I'm also red-green colourblind, but it sounds like you've got it much worse than I do. I've never found that intensity conventions are all that helpful. When I was younger, I was consistently under the impression that purple was just "dark blue".

In defense of the Canadian flag, leaves turn red in the fall. Not that that helps in intuitively knowing what colour it is though.


James Clark Maxwell came up with an ingenious (if perhaps impractical) workaround to colourblindness. If you cannot distinguish between red and green (common case), then use glasses with one green tinted lens and one red tinted lens.
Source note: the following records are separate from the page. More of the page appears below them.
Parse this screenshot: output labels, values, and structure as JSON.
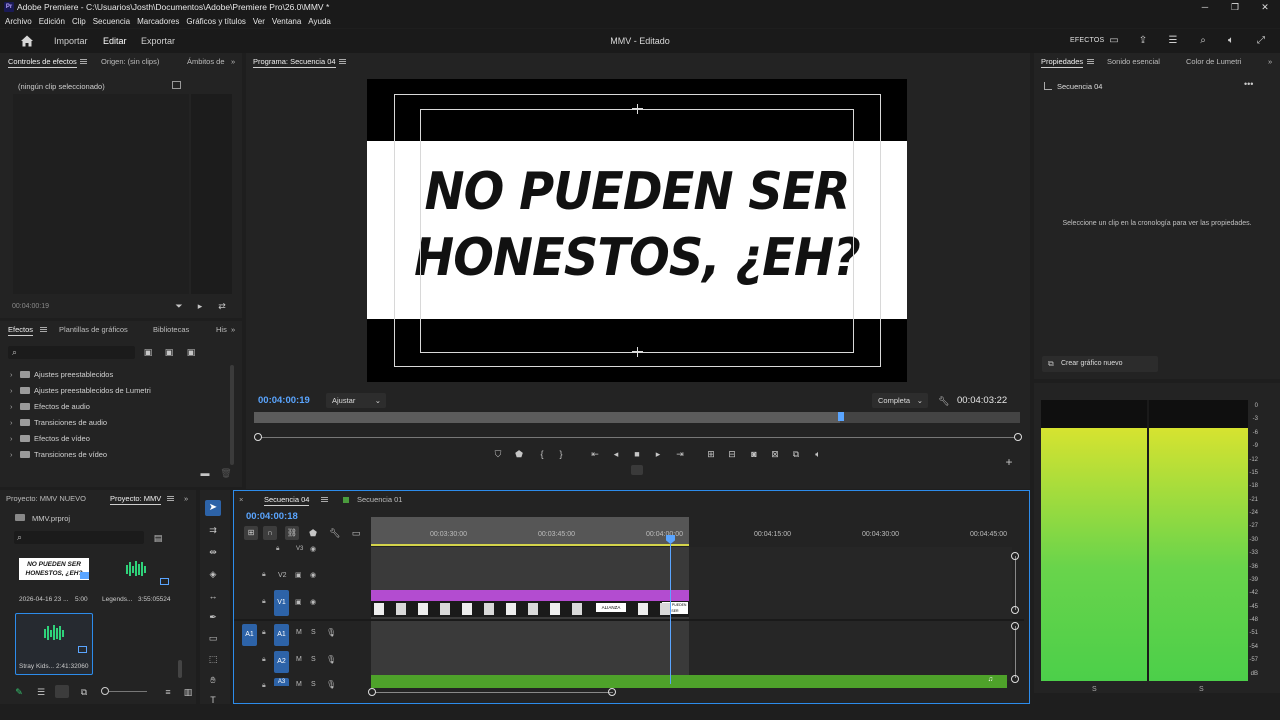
{
  "titlebar": {
    "app_title": "Adobe Premiere - C:\\Usuarios\\Josth\\Documentos\\Adobe\\Premiere Pro\\26.0\\MMV *",
    "logo_text": "Pr"
  },
  "menu": [
    "Archivo",
    "Edición",
    "Clip",
    "Secuencia",
    "Marcadores",
    "Gráficos y títulos",
    "Ver",
    "Ventana",
    "Ayuda"
  ],
  "header": {
    "tabs": [
      "Importar",
      "Editar",
      "Exportar"
    ],
    "active_tab": "Editar",
    "doc_title": "MMV - Editado",
    "efectos_label": "EFECTOS"
  },
  "effect_controls": {
    "tabs": [
      "Controles de efectos",
      "Origen: (sin clips)",
      "Ámbitos de"
    ],
    "no_clip": "(ningún clip seleccionado)",
    "timecode": "00:04:00:19"
  },
  "program_monitor": {
    "tab": "Programa: Secuencia 04",
    "caption_line1": "NO PUEDEN SER",
    "caption_line2": "HONESTOS, ¿EH?",
    "timecode_current": "00:04:00:19",
    "fit_label": "Ajustar",
    "quality_label": "Completa",
    "timecode_duration": "00:04:03:22",
    "playhead_fraction": 0.88
  },
  "properties": {
    "tabs": [
      "Propiedades",
      "Sonido esencial",
      "Color de Lumetri"
    ],
    "sequence_name": "Secuencia 04",
    "hint": "Seleccione un clip en la cronología para ver las propiedades.",
    "new_graphic": "Crear gráfico nuevo"
  },
  "effects": {
    "tabs": [
      "Efectos",
      "Plantillas de gráficos",
      "Bibliotecas",
      "His"
    ],
    "items": [
      "Ajustes preestablecidos",
      "Ajustes preestablecidos de Lumetri",
      "Efectos de audio",
      "Transiciones de audio",
      "Efectos de vídeo",
      "Transiciones de vídeo"
    ]
  },
  "project": {
    "tabs": [
      "Proyecto: MMV NUEVO",
      "Proyecto: MMV"
    ],
    "file": "MMV.prproj",
    "items": [
      {
        "name": "2026-04-16 23 ...",
        "duration": "5:00",
        "thumb_text": "NO PUEDEN SER HONESTOS, ¿EH?"
      },
      {
        "name": "Legends...",
        "duration": "3:55:05524"
      },
      {
        "name": "Stray Kids...",
        "duration": "2:41:32060"
      }
    ]
  },
  "timeline": {
    "tabs": [
      "Secuencia 04",
      "Secuencia 01"
    ],
    "timecode": "00:04:00:18",
    "ruler_labels": [
      "00:03:30:00",
      "00:03:45:00",
      "00:04:00:00",
      "00:04:15:00",
      "00:04:30:00",
      "00:04:45:00"
    ],
    "tracks_video": [
      "V3",
      "V2",
      "V1"
    ],
    "tracks_audio": [
      "A1",
      "A2",
      "A3"
    ],
    "source_patch": "A1",
    "track_buttons": {
      "mute": "M",
      "solo": "S"
    },
    "clip_labels": [
      "ALIANZA",
      "¿NO PUEDEN SER HONESTOS, ¿EH?"
    ]
  },
  "audio_meter": {
    "scale": [
      "0",
      "-3",
      "-6",
      "-9",
      "-12",
      "-15",
      "-18",
      "-21",
      "-24",
      "-27",
      "-30",
      "-33",
      "-36",
      "-39",
      "-42",
      "-45",
      "-48",
      "-51",
      "-54",
      "-57",
      "dB"
    ],
    "channel_labels": [
      "S",
      "S"
    ],
    "left_level_db": -6,
    "right_level_db": -6
  },
  "colors": {
    "accent": "#2d8ceb",
    "timecode_blue": "#5aa5ff",
    "clip_purple": "#b34cd0",
    "audio_green": "#4ea22a"
  }
}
By obscuring alternate eyes, you will be able to differentiate the colours.

edit: note that it is a little impractical to wear silly glasses


nice, but orange and green are only distinguishable if you know the orientation. so the wrist tags used in the example are orange/green ambiguous (i think there might be some text below that provides a baseline, but it's very difficult to see in the photos and shouldn't be necessary).

it wouldn't be quite as pretty if it was asymmetric, but it would remove that problem and so be easier to use.


This doesn't look so intuitive. Why not use three circles with an orientation indicator? Or words?


"Why not use three circles with an orientation indicator?"

!

"Or words?"

!!

That last is great. "Now, what sort of well-known symbols can we use to represent colors? Think. Think."